Poem-Explanation

Blat-not

"Euphemisms for blat were widespread, but the word 'blat' itself was hard to find. It first appeared in Krokodil in 1933 in the poem Blat-not written by the poet Lebedev-Kumach. The pun 'blat-note' referred to 'blatknot' , a note-pad for blat contracts.  The Russian version of the poem contains 'blat' only in the title, elsewhere the word is implied by the usage of 'blatnot'. The poem represents blat as a powerful way of approaching any problem:"


The note-pad is used and rather old
The writing on its spine has faded from gold,
But while its pages are frayed and it has aged
Its power has grown undiminished like a maturing sage.



"The efficiency of the note-pad depends on how old and used it is.
The more contacts, telephones, addresses accumulated in it, the more
value it has:"

There was a day the note-pad was new,
A day where there was little it could do
It is today that it is loved,
Kept safely like a dove.
It is no ordinary book
At which we merely look
There to leave it idle as a pond
The note-pad exists to function, it is a paper wand.



"Blat is not presented in the poem as a calculated exchange between
people, but as a romanticized practice of mutual favours, care and
 help, implying special techniques and being ruled by unwritten coded:"

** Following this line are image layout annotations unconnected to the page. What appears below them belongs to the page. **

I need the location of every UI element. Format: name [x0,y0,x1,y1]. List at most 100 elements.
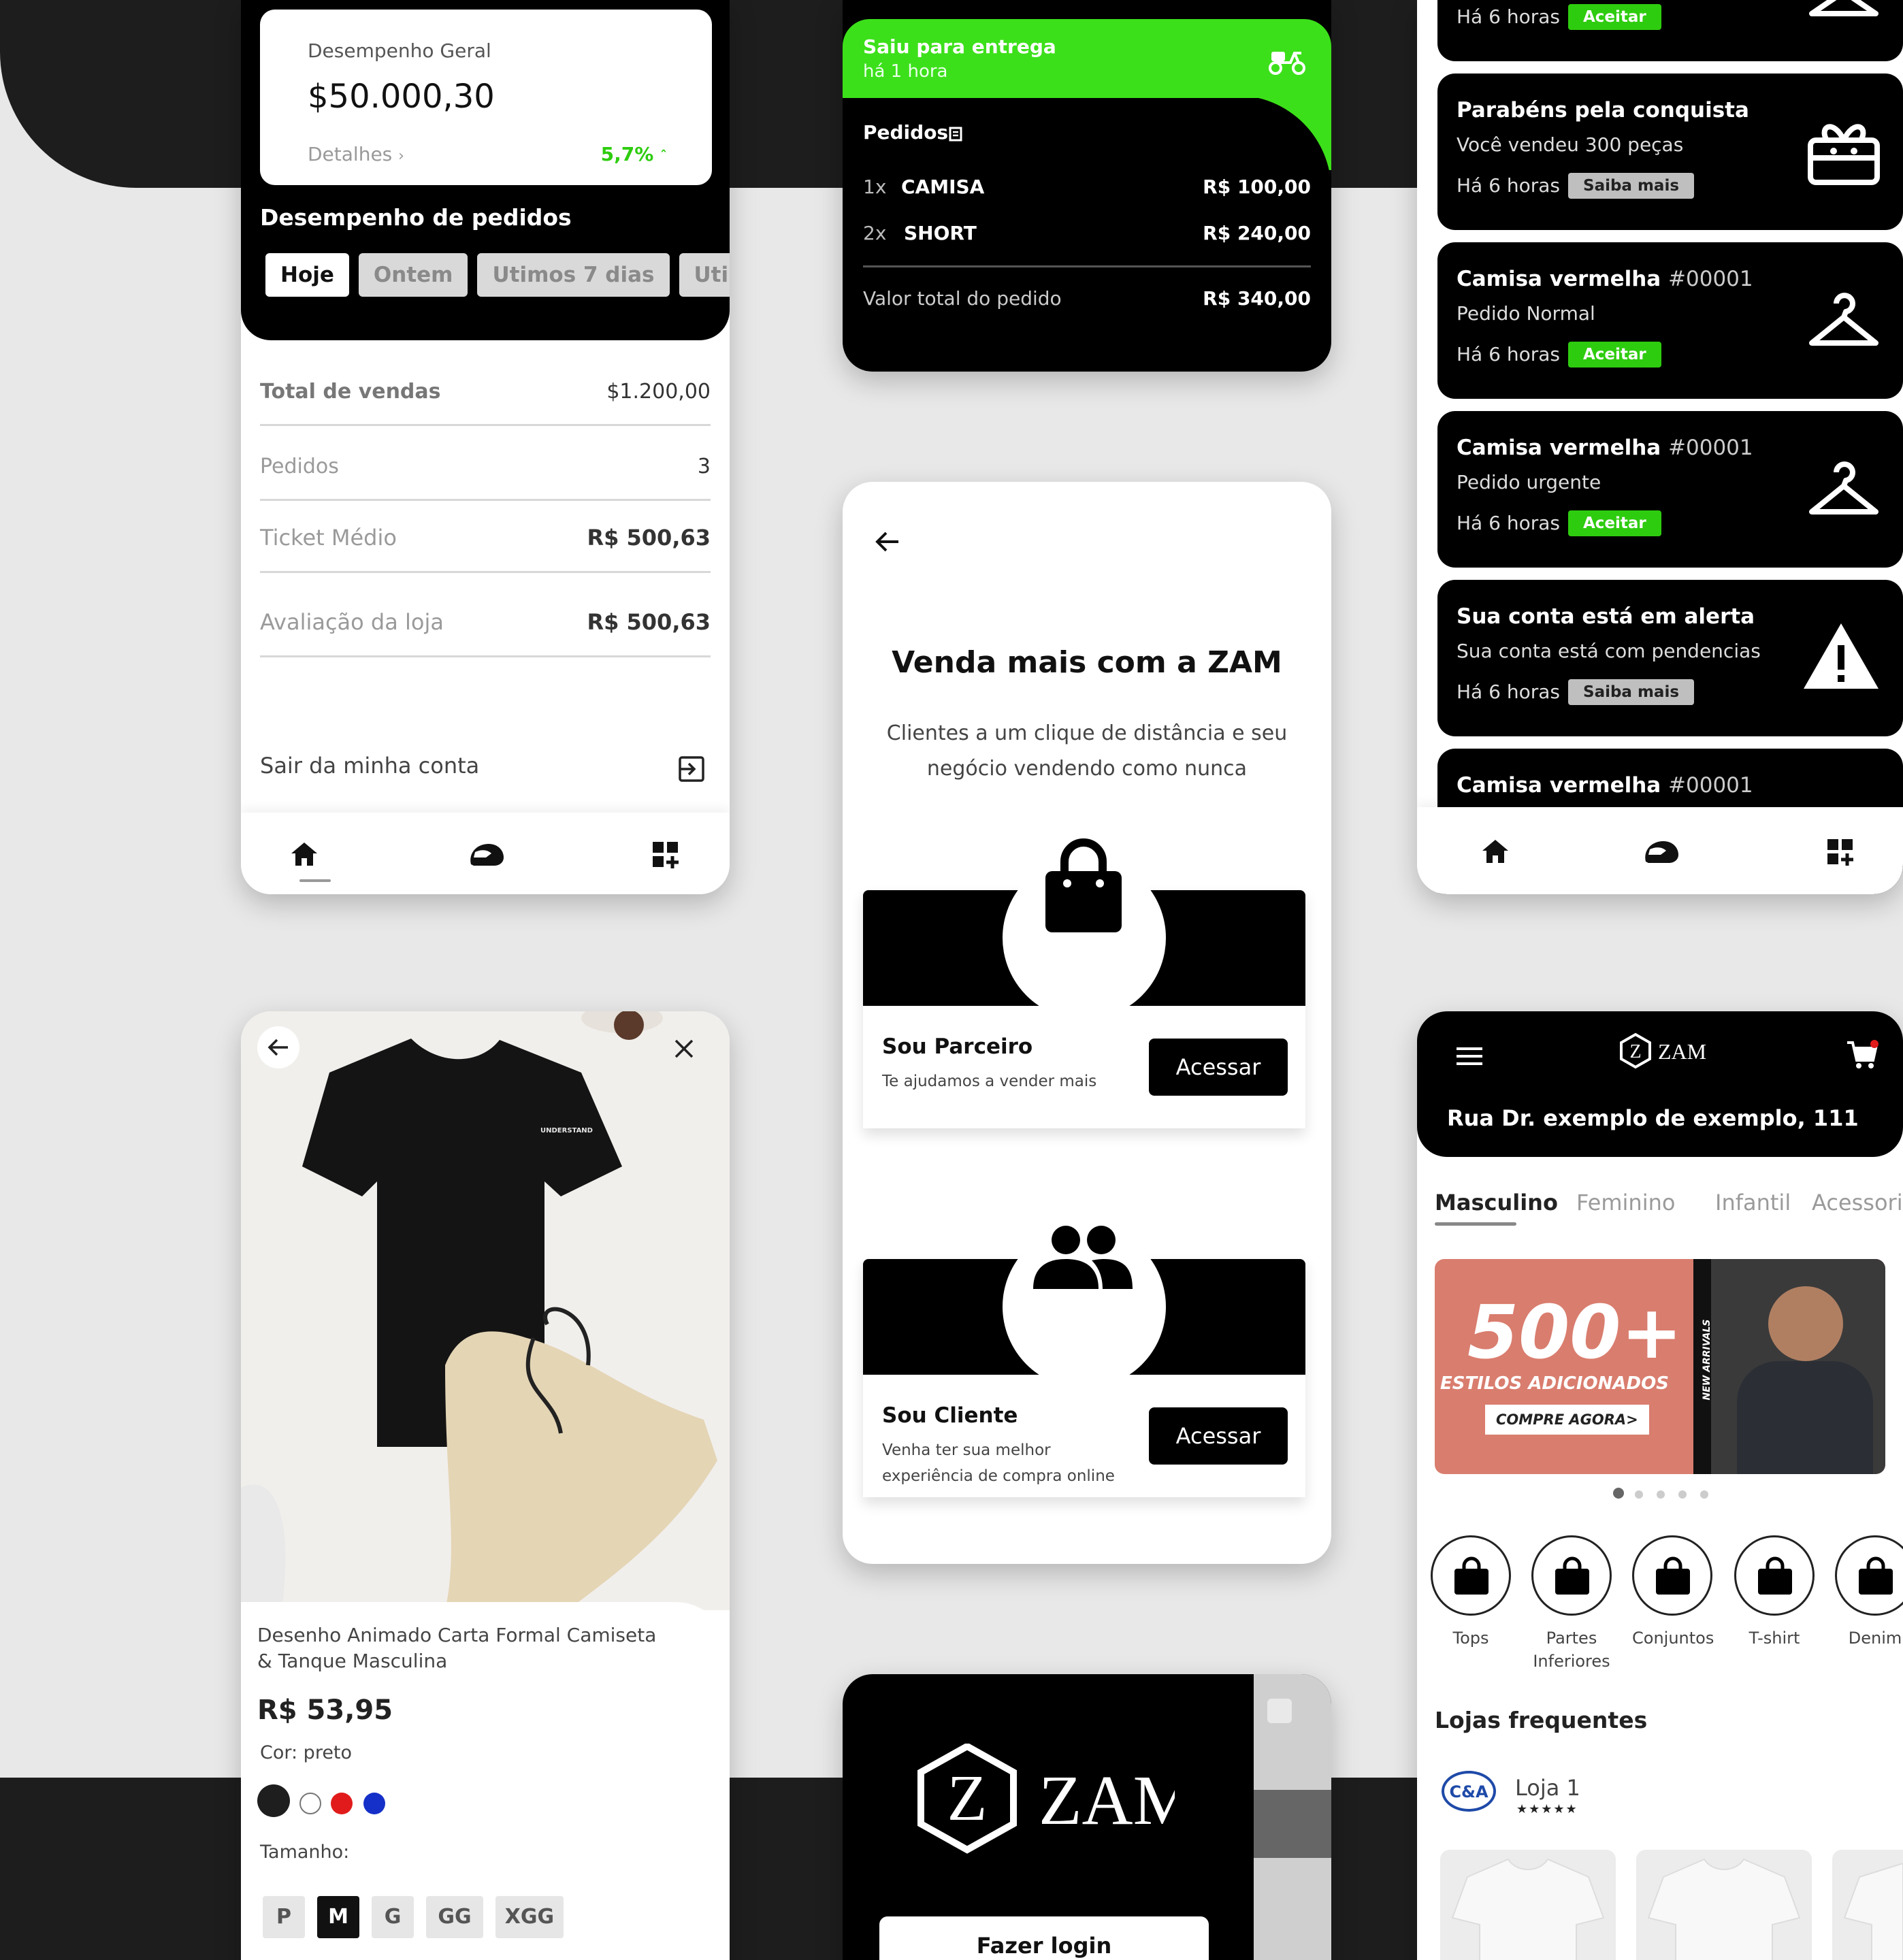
login-button[interactable]: Fazer login [879,1916,1209,1960]
notification-time: Há 6 horas [1457,5,1560,28]
size-option[interactable]: XGG [495,1896,564,1938]
store-name[interactable]: Loja 1 [1515,1775,1580,1801]
shopping-bag-icon [1859,1556,1893,1595]
active-tab-indicator [1435,1222,1516,1226]
home-active-indicator [299,879,331,882]
product-thumbnail[interactable] [1832,1850,1903,1960]
notification-card[interactable]: Parabéns pela conquista Você vendeu 300 … [1437,74,1903,230]
stat-label: Pedidos [260,455,339,478]
status-title: Saiu para entrega [863,35,1056,58]
notification-card[interactable]: Camisa vermelha #00001 Pedido Normal Há … [1437,242,1903,399]
notification-card[interactable]: Camisa vermelha #00001 Pedido urgente Há… [1437,411,1903,568]
delivery-address[interactable]: Rua Dr. exemplo de exemplo, 111 [1447,1105,1859,1131]
home-icon[interactable] [290,841,319,867]
chip-last-7-days[interactable]: Utimos 7 dias [477,253,670,297]
category-label: Conjuntos [1632,1629,1714,1648]
notification-title-text: Camisa vermelha [1457,267,1661,291]
color-swatch-black[interactable] [257,1784,290,1817]
product-detail-screen: UNDERSTAND Desenho Animado Carta Formal … [241,1011,730,1960]
category-circle [1835,1535,1903,1616]
shop-home-screen: Z ZAM Rua Dr. exemplo de exemplo, 111 Ma… [1417,1011,1903,1960]
bottom-nav [241,813,730,894]
product-thumbnail[interactable] [1636,1850,1812,1960]
order-code: #00001 [1668,436,1753,460]
product-price: R$ 53,95 [257,1695,393,1726]
tab-feminino[interactable]: Feminino [1576,1190,1675,1215]
product-image: UNDERSTAND [241,1011,730,1610]
accept-badge[interactable]: Aceitar [1568,342,1661,368]
notification-title: Camisa vermelha #00001 [1457,773,1753,798]
order-code: #00001 [1668,267,1753,291]
notification-card[interactable]: Sua conta está em alerta Sua conta está … [1437,580,1903,736]
chip-today[interactable]: Hoje [265,253,349,297]
size-option[interactable]: G [372,1896,414,1938]
zam-logo-text: ZAM [1039,1761,1175,1840]
notification-subtitle: Você vendeu 300 peças [1457,133,1684,156]
category-item[interactable]: Tops [1431,1535,1511,1650]
category-item[interactable]: T-shirt [1734,1535,1815,1650]
store-logo[interactable]: C&A [1442,1771,1496,1812]
promo-banner[interactable]: 500+ ESTILOS ADICIONADOS COMPRE AGORA> N… [1435,1259,1885,1474]
chevron-right-icon: › [398,148,404,165]
logout-label[interactable]: Sair da minha conta [260,753,479,779]
category-item[interactable]: Partes Inferiores [1531,1535,1612,1673]
category-item[interactable]: Conjuntos [1632,1535,1714,1650]
size-option[interactable]: M [317,1896,359,1938]
dashboard-header: Desempenho Geral $50.000,30 Detalhes › 5… [241,0,730,340]
partner-card: Sou Parceiro Te ajudamos a vender mais A… [863,838,1305,1128]
chip-last-30-days[interactable]: Utimos 3 [679,253,730,297]
partner-title: Sou Parceiro [882,1034,1033,1059]
stat-row: Pedidos 3 [260,426,711,501]
color-swatch-red[interactable] [331,1793,353,1814]
color-swatch-white[interactable] [299,1793,321,1814]
close-icon[interactable] [674,1039,694,1059]
carousel-dots [1613,1488,1708,1501]
stat-label: Total de vendas [260,380,441,404]
partner-access-button[interactable]: Acessar [1149,1039,1288,1096]
dashboard-add-icon[interactable] [652,841,679,868]
category-label: Denim [1848,1629,1902,1648]
hanger-icon [1806,290,1881,351]
shopping-bag-icon [1555,1556,1589,1595]
tab-infantil[interactable]: Infantil [1715,1190,1791,1215]
size-option[interactable]: GG [426,1896,483,1938]
stat-value: $1.200,00 [606,380,711,404]
accept-badge[interactable]: Aceitar [1568,4,1661,30]
learn-more-badge[interactable]: Saiba mais [1568,173,1695,199]
color-swatch-blue[interactable] [363,1793,385,1814]
cart-icon[interactable] [1846,1040,1878,1070]
banner-cta[interactable]: COMPRE AGORA> [1485,1405,1649,1435]
tab-acessorios[interactable]: Acessorios [1812,1190,1903,1215]
dashboard-screen: Desempenho Geral $50.000,30 Detalhes › 5… [241,0,730,894]
menu-icon[interactable] [1457,1047,1482,1066]
accept-badge[interactable]: Aceitar [1568,510,1661,536]
notification-card[interactable]: Há 6 horas Aceitar [1437,0,1903,61]
item-price: R$ 240,00 [1203,222,1311,244]
total-label: Valor total do pedido [863,287,1062,310]
size-option[interactable]: P [263,1896,305,1938]
shop-header: Z ZAM Rua Dr. exemplo de exemplo, 111 [1417,1011,1903,1157]
helmet-icon[interactable] [466,841,505,868]
notification-title: Sua conta está em alerta [1457,604,1755,629]
learn-more-badge[interactable]: Saiba mais [1568,679,1695,705]
bottom-nav [1417,807,1903,894]
logout-icon[interactable] [678,755,705,783]
dashboard-add-icon[interactable] [1827,838,1854,866]
product-thumbnail[interactable] [1440,1850,1616,1960]
category-label: T-shirt [1749,1629,1800,1648]
chip-yesterday[interactable]: Ontem [358,253,468,297]
home-icon[interactable] [1481,838,1510,864]
shopping-bag-icon [1041,838,1126,934]
back-arrow-icon[interactable] [875,531,900,553]
details-link[interactable]: Detalhes › [308,143,404,165]
client-card: Sou Cliente Venha ter sua melhor experiê… [863,1225,1305,1497]
tab-masculino[interactable]: Masculino [1435,1190,1558,1215]
background-photo-strip [1254,1674,1331,1960]
back-button[interactable] [257,1026,299,1068]
orders-performance-title: Desempenho de pedidos [260,204,572,231]
client-access-button[interactable]: Acessar [1149,1407,1288,1465]
helmet-icon[interactable] [1640,838,1680,866]
growth-indicator: 5,7% ˆ [601,143,667,165]
partner-desc: Te ajudamos a vender mais [882,1073,1097,1090]
category-item[interactable]: Denim [1835,1535,1903,1650]
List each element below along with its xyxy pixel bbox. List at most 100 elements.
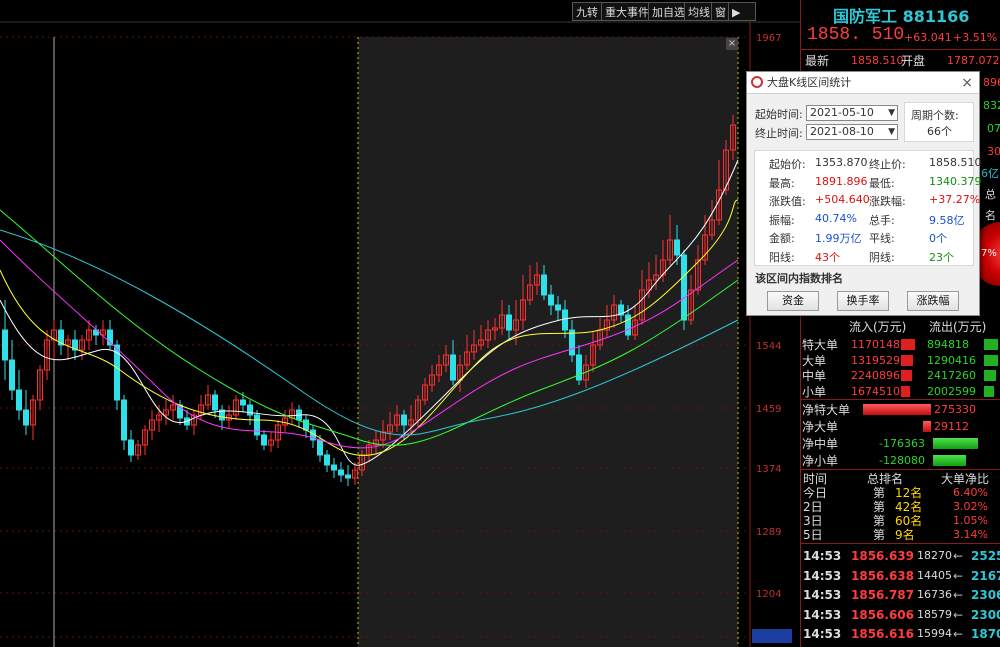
- rank-value: 42名: [895, 500, 923, 514]
- rank-by-fund-button[interactable]: 资金: [767, 291, 819, 311]
- candle-body: [562, 309, 568, 331]
- stat-value: +37.27%: [929, 193, 981, 206]
- stat-value: +504.640: [815, 193, 870, 206]
- end-time-label: 终止时间:: [755, 127, 803, 140]
- dialog-title: 大盘K线区间统计: [767, 76, 852, 89]
- candle-body: [548, 294, 554, 306]
- hidden-value: 6亿: [981, 167, 999, 180]
- rank-prefix: 第: [873, 528, 886, 542]
- candle-body: [338, 469, 344, 476]
- dialog-close-button[interactable]: ×: [961, 72, 973, 94]
- stat-value: 1891.896: [815, 174, 868, 188]
- stat-value: 40.74%: [815, 211, 857, 225]
- y-tick-label: 1967: [756, 33, 781, 44]
- y-tick-label: 1374: [756, 464, 781, 475]
- end-date-select[interactable]: 2021-08-10 ▼: [806, 124, 898, 140]
- y-tick-label: 1459: [756, 404, 781, 415]
- net-flow-row: 净小单 -128080: [801, 452, 1000, 470]
- arrow-left-icon: ←: [953, 549, 964, 563]
- moving-average-button[interactable]: 均线: [684, 2, 714, 21]
- kline-canvas[interactable]: 1967154414591374128912041143: [0, 0, 800, 647]
- app-logo-icon: [751, 76, 763, 88]
- rank-period: 今日: [803, 486, 828, 500]
- candle-body: [128, 439, 134, 456]
- major-events-button[interactable]: 重大事件: [601, 2, 653, 21]
- dialog-title-bar[interactable]: 大盘K线区间统计 ×: [747, 72, 979, 94]
- range-stats-dialog[interactable]: 大盘K线区间统计 × 起始时间: 2021-05-10 ▼ 终止时间: 2021-…: [746, 71, 982, 316]
- chevron-down-icon: ▼: [888, 127, 895, 137]
- nine-turn-button[interactable]: 九转: [572, 2, 602, 21]
- expand-arrow-button[interactable]: ▶: [728, 2, 756, 21]
- candle-body: [450, 354, 456, 381]
- tick-volume: 15994: [917, 627, 952, 640]
- rank-prefix: 第: [873, 500, 886, 514]
- net-inflow-bar: [863, 404, 931, 415]
- candle-body: [506, 314, 512, 331]
- candle-body: [401, 414, 407, 426]
- net-flow-row: 净特大单 275330: [801, 401, 1000, 419]
- rank-period: 2日: [803, 500, 823, 514]
- tick-extra: 1870: [971, 627, 1000, 641]
- y-current-marker: [752, 629, 792, 643]
- open-value: 1787.072: [947, 54, 1000, 67]
- kline-chart[interactable]: 1967154414591374128912041143 九转 重大事件 加自选…: [0, 0, 800, 647]
- inflow-bar: [901, 354, 913, 366]
- close-selection-button[interactable]: ×: [726, 38, 738, 50]
- stat-label: 起始价:: [769, 158, 806, 171]
- tick-row[interactable]: 14:53 1856.639 18270 ← 2525: [801, 547, 1000, 565]
- chevron-down-icon: ▼: [888, 108, 895, 118]
- candle-body: [555, 304, 561, 311]
- tick-time: 14:53: [803, 588, 842, 602]
- index-code: 881166: [902, 7, 970, 26]
- tick-extra: 2167: [971, 568, 1000, 583]
- rank-by-change-button[interactable]: 涨跌幅: [907, 291, 959, 311]
- tick-extra: 2525: [971, 549, 1000, 563]
- stat-label: 终止价:: [869, 158, 906, 171]
- candle-body: [121, 399, 127, 441]
- stat-value: 1340.379: [929, 174, 982, 188]
- flow-label: 小单: [802, 384, 827, 399]
- candle-body: [345, 474, 351, 479]
- stat-value: 1858.510: [929, 156, 982, 169]
- tick-row[interactable]: 14:53 1856.787 16736 ← 2306: [801, 586, 1000, 604]
- inflow-value: 1674510: [851, 384, 900, 398]
- current-price: 1858. 510: [807, 25, 905, 45]
- add-watchlist-button[interactable]: 加自选: [648, 2, 689, 21]
- start-time-label: 起始时间:: [755, 108, 803, 121]
- hidden-value: 总: [985, 188, 996, 201]
- rank-by-turnover-button[interactable]: 换手率: [837, 291, 889, 311]
- rank-period: 3日: [803, 514, 823, 528]
- tick-row[interactable]: 14:53 1856.638 14405 ← 2167: [801, 567, 1000, 585]
- outflow-bar: [984, 354, 998, 366]
- net-flow-row: 净中单 -176363: [801, 435, 1000, 453]
- stat-value: 9.58亿: [929, 213, 965, 227]
- selection-region: [358, 37, 738, 647]
- rank-ratio: 6.40%: [953, 486, 988, 499]
- tick-row[interactable]: 14:53 1856.606 18579 ← 2300: [801, 606, 1000, 624]
- candle-body: [2, 329, 8, 361]
- candle-body: [247, 404, 253, 416]
- stat-value: 0个: [929, 232, 947, 245]
- rank-section-title: 该区间内指数排名: [755, 272, 843, 285]
- tick-volume: 18270: [917, 549, 952, 562]
- period-label: 周期个数:: [911, 109, 959, 122]
- open-label: 开盘: [901, 54, 926, 68]
- start-date-select[interactable]: 2021-05-10 ▼: [806, 105, 898, 121]
- net-flow-label: 净小单: [802, 454, 839, 468]
- net-flow-label: 净特大单: [802, 403, 851, 417]
- stat-value: 1.99万亿: [815, 232, 862, 245]
- rank-value: 12名: [895, 486, 923, 500]
- arrow-left-icon: ←: [953, 568, 964, 583]
- rank-ratio: 3.14%: [953, 528, 988, 541]
- arrow-left-icon: ←: [953, 588, 964, 602]
- tick-price: 1856.606: [851, 607, 915, 622]
- latest-label: 最新: [805, 54, 830, 68]
- rank-value: 9名: [895, 528, 915, 542]
- candle-body: [331, 464, 337, 471]
- rank-prefix: 第: [873, 486, 886, 500]
- candle-body: [23, 409, 29, 426]
- net-outflow-bar: [933, 438, 978, 449]
- tick-row[interactable]: 14:53 1856.616 15994 ← 1870: [801, 625, 1000, 643]
- hidden-value: 30: [987, 145, 1000, 158]
- net-flow-label: 净中单: [802, 437, 839, 451]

Its every page is document
A useful testament
In that it combines necessary calculations
With romantic tales and wild exaltations.
It's covered by the rows numeric,
Of flats and addresses telephonic
Where every figure represents
Unwritten codes a secret presence.



"The magic of blat consists in the power of connections which facilitate almost anything.
There is no direct indication in the poem as what sources are used for such magic.
Blat simply acts as a magic wand providing luxurious holidays, fashionable music,

train tickets and foodstuffs without any difficulty.:"

You want a picnic party?
For celebration day?
You ring Nik.Nik. and he will find
The necessary way.




"The poem also refers to the indirect return of favours, and gives a
hint at the distribution system which under pints such transactions:"

Sometimes it's a more demanding task
to tie the codes up,
then only fantasy applied
can give you the result:
Obtain fabric (through Peter)
And send it to Abram,
Who will return the favour
That's wanted by the Dame.
You try to manage all the calls,
To contact them in turn,
and winter turns into spring
of a distribution system.



"The character of the favours granted by blat implies are involvement of a specific group: urban, refined in its demands and having access to a telephone. The Jewish name Abram, the bourgeois term 'Dame', as opposed to the gender neutral 'comrade', and the nomenclature sounding of Nik.Nik. (Nikolai Kinolaevich) conveys the idea of blat as something alien to the mass of the people involved with the building socialism.  Blat was also embedded in intimate relations which resulted in mutual help, help which could prove crucial in conditions of scarcity."


The poem and its explanation for each stanza were taken from Alena Ledeneva's Russia's Economy of Favours, Networking, And Informal
Exchange,
New York: Cambridge University Press, 1998, 66-67.